Comparison of particle-tracking microrheology measurements of viscoelasticity in endotracheal tube (ETT, blue) and human bronchial endothelial (HBE, orange) mucus. A: complex viscosity (η*) in ETT and HBE mucus. Slopes of lines of best fit for HBE and ETT excluding 2% were m = 5.2 and m = 4.9, respectively, similar to values reported by Georgiades and colleagues (12) for porcine duodenal mucus. Best-fit slope for all ETT concentrations was 3.7, similar to Georgiades et al. report of 3.9 in porcine gastric mucus. B: viscous modulus (G″) exceeded the loss modulus (G′) for both 2% HBE and ETT mucus, characteristic of a sol. Both measures agreed well between sample types. C: general agreement was also observed for G′ and G″ between sample types at 3% solids with G″ again exceeding G′ in ETT and HBE samples. D: values G′ and G″ were near to each other in both 4% solids ETT and HBE mucus, indicating proximity to the sol-gel transition point, with similarities between sample types as well.
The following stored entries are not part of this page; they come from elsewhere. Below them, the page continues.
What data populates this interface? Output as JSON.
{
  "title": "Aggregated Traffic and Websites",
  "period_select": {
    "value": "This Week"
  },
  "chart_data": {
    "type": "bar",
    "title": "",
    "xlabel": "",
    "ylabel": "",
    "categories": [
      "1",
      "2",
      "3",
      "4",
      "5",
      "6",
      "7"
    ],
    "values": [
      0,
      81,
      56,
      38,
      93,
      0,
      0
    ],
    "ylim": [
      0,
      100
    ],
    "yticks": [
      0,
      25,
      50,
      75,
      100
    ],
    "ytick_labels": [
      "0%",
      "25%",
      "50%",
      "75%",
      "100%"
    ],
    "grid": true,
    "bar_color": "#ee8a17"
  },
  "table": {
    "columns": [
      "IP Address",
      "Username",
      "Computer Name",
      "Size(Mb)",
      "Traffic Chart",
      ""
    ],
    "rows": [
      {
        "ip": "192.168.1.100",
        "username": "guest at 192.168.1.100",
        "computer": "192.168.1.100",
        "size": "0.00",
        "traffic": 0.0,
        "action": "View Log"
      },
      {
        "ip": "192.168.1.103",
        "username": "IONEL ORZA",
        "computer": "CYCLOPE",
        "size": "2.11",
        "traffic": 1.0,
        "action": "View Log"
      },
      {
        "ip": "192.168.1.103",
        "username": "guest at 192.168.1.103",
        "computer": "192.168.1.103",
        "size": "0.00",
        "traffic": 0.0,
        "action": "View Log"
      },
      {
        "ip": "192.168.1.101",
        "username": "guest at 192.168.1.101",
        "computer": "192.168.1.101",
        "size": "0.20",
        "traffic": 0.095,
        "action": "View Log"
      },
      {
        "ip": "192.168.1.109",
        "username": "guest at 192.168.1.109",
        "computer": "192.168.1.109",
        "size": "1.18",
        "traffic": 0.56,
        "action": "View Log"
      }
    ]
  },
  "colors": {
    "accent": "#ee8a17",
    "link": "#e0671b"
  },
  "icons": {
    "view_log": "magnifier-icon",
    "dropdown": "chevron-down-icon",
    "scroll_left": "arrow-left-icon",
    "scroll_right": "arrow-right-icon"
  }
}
However, G′ exceeded G″ in ETT indicating that ETT mucus had undergone transition to a gel, whereas Hill et al. (19) previously reported that HBE mucus does not undergo this transition until % solids is just above 4%. [All HBE data reproduced from Hill et al. (19), with permission under the Creative Commons Attribution 4.0 Unported License.]